First of all who ever wrote that ISO9000 is a complete joke does not know what he/she is talking about. I work for a medical device manufacturing company and let me tell you I sure as hell would not want a medical device being used on me if the the company manufacturing the device was not ISO 9000/13485 compliant. As for your question, remember the software only has to be validated and a few quick test scripts should do the trick. The hardest part is just writing out validation procedure or work instruction. I do some ISO consultation on the side as well. If you need any help then PM me and I will help you out!
"If you look who pushes for ISO-9000 it's large and slow moving companies that are used to a large and wasteful style of doing business."
It's not just becuase those companies like to waste time and money. These big, costly standards are a great way for big companies to compete with small, nimble competitors by getting business and government customers to require them. The increased cost and decreased efficiency keeps small companies out of the game.
Others have mentioned this, but I feel the need to add my own pair of pennies.
ISO 9000 boils down to two things:
1) Write down how you are going to do something.

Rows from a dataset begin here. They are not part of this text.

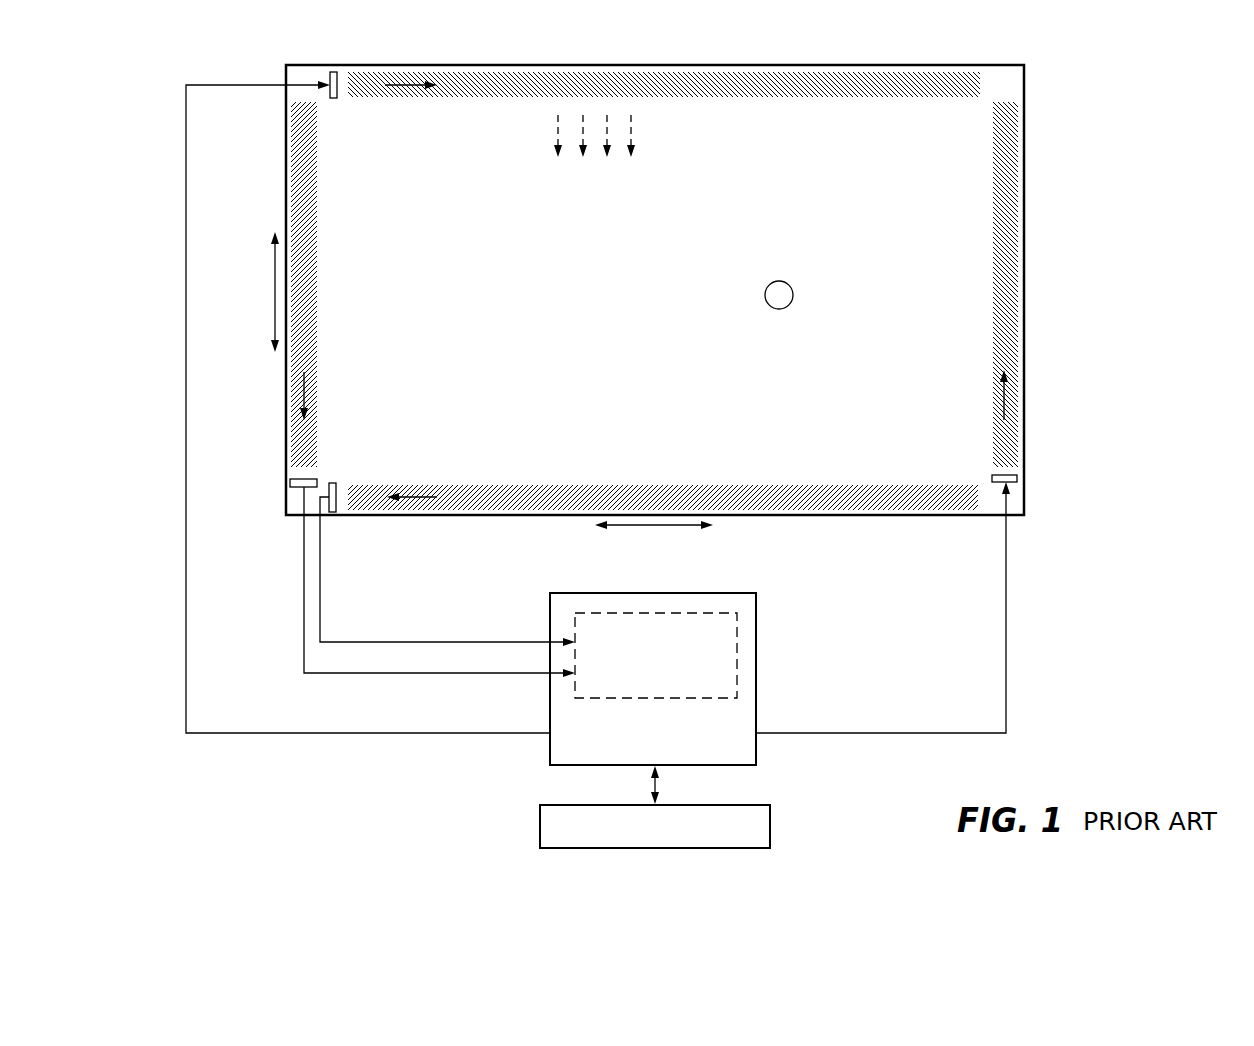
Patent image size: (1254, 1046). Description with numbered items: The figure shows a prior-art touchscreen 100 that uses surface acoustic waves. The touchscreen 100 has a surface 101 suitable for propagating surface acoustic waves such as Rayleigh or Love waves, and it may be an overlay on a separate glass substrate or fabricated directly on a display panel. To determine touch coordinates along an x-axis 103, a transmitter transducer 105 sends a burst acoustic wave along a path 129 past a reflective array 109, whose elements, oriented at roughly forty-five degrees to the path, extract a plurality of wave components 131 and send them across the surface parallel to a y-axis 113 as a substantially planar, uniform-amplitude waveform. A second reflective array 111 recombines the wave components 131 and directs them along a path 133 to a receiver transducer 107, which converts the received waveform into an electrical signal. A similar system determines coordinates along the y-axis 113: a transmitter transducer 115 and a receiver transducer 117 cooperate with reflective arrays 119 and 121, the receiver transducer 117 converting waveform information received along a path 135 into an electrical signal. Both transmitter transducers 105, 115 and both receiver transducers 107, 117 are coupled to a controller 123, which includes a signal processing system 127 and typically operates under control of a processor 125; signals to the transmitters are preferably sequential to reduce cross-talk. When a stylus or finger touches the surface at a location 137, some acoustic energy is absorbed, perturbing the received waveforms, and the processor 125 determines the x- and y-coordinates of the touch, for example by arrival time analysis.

The touchscreen 100 is at (716, 57).
The surface 101 is at (668, 305).
The x-axis 103 is at (683, 527).
The transmitter transducer 105 is at (334, 72).
The receiver transducer 107 is at (335, 511).
The reflective array 109 is at (816, 97).
The reflective array 111 is at (641, 485).
The y-axis 113 is at (274, 328).
The transmitter transducer 115 is at (1017, 478).
The receiver transducer 117 is at (290, 482).
The reflective array 119 is at (992, 283).
The reflective array 121 is at (318, 283).
The controller 123 is at (756, 677).
The processor 125 is at (771, 820).
The signal processing system 127 is at (740, 655).
The path 129 is at (418, 84).
The wave components 131 is at (556, 128).
The path 133 is at (420, 497).
The path 135 is at (306, 392).
The location 137 is at (785, 283).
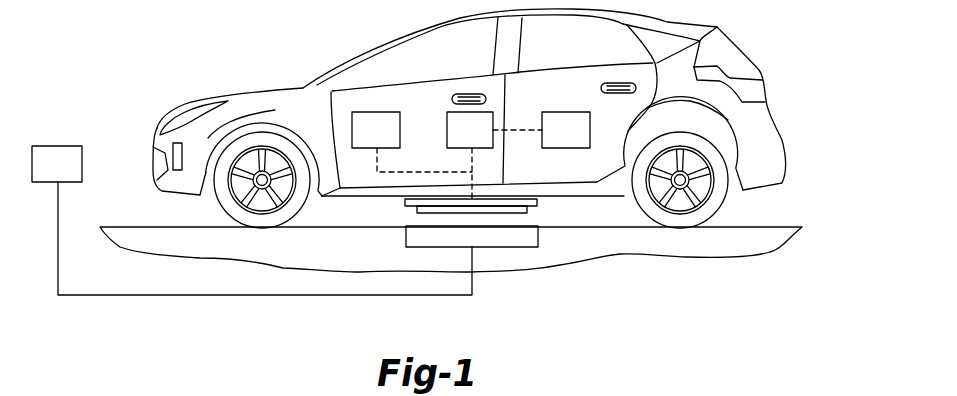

2) Do it the way you said you would.
To that end, pretty much any software engineering approach is ISO 9000 compliant, provided that you 1) write down how you are going to develop software and 2) develop software the way you said you would.
That means you can pick any "lightweight" software development process you like. Agile, XP, TDD... whatever you want to do, you can do it, as long as you 1) write down how you are going to develop your software in an Agile/XP/TDD way, and 2) develop software the way you said you would.
"Times have not become more violent. They have just become more televised."
-Marilyn Manson
have a process, that you know and follow it, and that you can show that you follow it .
That is the most important point: "Say what you do - do what you say" -- and be prepared to demonstrate it to someone else.
The "do what you say" part is probabaly the biggest stumbling block. Most corporate cultures are not tuned to that much honestly. Corporations are used to having a pile of rules/regulations/processes and selectivly following them. That does not work with ISO9000.